A wax pencil, two permanent markers and two pens (red and black).
Tell us about an item that you can’t live without in the lab.
Colored lab tape – I color code all samples to keep them clearly differentiated.
What’s the most exciting project that you’ve worked on?
I was really excited to be part of the team that partnered with Algramo, a Chile-based company, to pilot a vending-machine system for refilling reusable containers with household cleaning products. We successfully piloted the system in the boroughs of New York City.
What was the last experiment you ran?
This is a fun one – I was a subject of an experiment in which I tasted new concepts from the Hidden Valley Ranch team.
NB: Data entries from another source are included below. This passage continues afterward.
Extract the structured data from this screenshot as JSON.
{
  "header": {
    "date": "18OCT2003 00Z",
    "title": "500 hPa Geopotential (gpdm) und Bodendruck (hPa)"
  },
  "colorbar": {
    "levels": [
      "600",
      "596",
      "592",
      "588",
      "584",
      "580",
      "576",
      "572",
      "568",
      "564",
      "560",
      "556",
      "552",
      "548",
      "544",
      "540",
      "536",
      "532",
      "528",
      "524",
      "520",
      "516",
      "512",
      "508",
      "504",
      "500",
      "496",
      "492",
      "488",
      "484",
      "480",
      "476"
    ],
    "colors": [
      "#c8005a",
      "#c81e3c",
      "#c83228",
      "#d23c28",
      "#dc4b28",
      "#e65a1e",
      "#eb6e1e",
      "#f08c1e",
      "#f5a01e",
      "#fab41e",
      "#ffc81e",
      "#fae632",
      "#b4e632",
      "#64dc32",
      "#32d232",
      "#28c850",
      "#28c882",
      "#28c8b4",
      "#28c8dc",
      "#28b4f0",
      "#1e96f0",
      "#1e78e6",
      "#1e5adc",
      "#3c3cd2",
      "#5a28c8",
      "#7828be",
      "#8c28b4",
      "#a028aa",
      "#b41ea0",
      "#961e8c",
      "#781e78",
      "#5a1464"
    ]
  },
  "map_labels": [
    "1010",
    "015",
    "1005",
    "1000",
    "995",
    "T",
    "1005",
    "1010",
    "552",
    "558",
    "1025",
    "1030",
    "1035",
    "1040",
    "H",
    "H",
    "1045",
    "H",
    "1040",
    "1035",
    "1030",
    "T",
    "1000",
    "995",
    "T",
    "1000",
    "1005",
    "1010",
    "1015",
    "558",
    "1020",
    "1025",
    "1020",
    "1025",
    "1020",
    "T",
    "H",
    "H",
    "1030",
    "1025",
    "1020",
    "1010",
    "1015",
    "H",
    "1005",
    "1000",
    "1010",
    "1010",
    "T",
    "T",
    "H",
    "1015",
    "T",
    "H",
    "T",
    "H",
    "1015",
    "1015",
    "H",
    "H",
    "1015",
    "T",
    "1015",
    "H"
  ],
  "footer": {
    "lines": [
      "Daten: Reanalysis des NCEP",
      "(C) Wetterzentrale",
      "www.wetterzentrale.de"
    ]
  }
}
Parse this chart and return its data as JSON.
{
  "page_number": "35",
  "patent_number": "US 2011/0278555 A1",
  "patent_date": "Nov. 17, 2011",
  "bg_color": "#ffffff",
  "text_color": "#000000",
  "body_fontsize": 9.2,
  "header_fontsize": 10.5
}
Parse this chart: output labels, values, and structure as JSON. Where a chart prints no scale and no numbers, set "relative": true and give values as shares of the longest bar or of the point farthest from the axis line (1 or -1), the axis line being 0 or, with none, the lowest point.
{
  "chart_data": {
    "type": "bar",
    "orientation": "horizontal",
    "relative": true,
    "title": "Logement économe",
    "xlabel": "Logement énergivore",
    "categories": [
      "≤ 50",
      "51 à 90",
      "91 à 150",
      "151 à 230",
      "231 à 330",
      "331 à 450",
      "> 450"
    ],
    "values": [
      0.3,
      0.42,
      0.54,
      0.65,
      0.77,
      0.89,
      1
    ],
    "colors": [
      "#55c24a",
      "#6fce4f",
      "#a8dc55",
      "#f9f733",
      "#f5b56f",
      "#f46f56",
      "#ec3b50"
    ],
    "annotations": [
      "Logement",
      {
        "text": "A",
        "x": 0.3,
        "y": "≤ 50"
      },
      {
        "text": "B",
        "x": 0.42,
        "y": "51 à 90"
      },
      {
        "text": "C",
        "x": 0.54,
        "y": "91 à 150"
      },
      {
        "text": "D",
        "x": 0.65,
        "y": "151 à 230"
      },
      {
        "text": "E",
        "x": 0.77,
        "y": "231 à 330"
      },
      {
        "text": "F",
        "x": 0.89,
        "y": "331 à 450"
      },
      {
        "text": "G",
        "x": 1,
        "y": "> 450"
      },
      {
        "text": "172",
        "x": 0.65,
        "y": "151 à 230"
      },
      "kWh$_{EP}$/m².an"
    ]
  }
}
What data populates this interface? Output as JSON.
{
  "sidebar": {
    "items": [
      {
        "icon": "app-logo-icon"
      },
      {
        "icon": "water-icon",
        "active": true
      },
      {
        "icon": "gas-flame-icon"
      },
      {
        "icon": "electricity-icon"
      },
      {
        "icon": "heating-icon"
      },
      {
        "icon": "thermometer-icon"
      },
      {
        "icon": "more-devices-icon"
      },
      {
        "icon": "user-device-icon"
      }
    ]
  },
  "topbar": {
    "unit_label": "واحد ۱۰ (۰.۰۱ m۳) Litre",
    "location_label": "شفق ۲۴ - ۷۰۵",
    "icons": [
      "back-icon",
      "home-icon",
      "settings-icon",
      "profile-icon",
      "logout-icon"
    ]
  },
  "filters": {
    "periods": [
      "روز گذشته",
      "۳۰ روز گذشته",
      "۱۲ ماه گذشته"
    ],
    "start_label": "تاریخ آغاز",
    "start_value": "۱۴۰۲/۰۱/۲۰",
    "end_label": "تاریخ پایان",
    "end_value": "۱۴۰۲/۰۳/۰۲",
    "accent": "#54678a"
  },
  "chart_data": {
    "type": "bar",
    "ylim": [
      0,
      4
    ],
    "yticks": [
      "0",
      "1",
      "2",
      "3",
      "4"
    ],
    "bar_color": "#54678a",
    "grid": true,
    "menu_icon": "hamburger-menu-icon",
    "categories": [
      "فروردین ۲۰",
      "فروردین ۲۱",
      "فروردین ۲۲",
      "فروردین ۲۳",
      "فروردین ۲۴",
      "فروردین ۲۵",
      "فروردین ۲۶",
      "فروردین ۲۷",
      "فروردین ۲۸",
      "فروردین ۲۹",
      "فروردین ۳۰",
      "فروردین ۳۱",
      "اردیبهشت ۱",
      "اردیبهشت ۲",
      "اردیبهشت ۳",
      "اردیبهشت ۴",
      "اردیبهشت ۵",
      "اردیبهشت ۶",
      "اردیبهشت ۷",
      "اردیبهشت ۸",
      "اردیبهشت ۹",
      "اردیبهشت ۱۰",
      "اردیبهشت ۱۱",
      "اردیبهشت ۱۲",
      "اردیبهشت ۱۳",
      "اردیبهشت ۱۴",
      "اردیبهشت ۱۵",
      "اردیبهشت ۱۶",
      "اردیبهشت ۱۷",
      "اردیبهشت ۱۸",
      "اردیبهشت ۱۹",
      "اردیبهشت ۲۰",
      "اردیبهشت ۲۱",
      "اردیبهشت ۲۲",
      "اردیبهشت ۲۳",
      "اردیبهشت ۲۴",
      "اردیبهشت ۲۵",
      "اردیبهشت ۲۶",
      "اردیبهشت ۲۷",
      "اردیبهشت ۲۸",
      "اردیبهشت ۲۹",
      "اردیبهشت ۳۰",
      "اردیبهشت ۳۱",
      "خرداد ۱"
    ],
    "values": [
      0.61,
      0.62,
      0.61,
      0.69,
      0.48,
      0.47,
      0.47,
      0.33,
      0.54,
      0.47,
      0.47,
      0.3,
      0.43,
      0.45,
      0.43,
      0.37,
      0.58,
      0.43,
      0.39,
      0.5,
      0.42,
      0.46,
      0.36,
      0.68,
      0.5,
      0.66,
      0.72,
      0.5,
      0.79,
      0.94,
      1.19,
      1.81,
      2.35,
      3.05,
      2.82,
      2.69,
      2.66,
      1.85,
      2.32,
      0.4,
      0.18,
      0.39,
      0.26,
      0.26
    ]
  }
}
The Clorox Company acquired this salad dressing and seasoning brand in the 1970s.
Who is your scientific hero?
My dad. Before we moved to the US, he was a metallurgical engineer in a copper mine in Mexico. He taught me so much about resilience, perseverance, and the scientific method. He also helped me understand that science was something I could do and be good at.
What’s your favorite molecule and why?
Carmine, a naturally-derived pigment that produces red hues in food, textiles, art, and cosmetics. I’ve always been fascinated with color and the substances used to create color.
Where do you see yourself in 10 years’ time?
I’d like to be in a research director role, steering and collaborating on the technical strategic plan of a company.
What is the most useful piece of professional advice you’ve received?
Ask for help and guidance. When you are lost, in a project or in your career, other people can help you see an answer that was right in front of you all along or can guide you to a different way of thinking.
Do you like to listen to music in the lab?
Yes! My musical taste is very wide. Lab clean-ups seem to go by faster when we do it to music.
Share something you did for fun recently.
Before the pandemic, I would have been telling you about the latest movie I had watched at the historic Roxie Theater in San Francisco. Instead, I redecorated my island on Animal Crossing: New Horizons, a game on the Nintendo Switch, to incorporate all the star furniture I crafted.
This article has been edited for length and clarity. The opinions expressed in this article are the author's own and do not necessarily reflect the view of their employer or the American Chemical Society.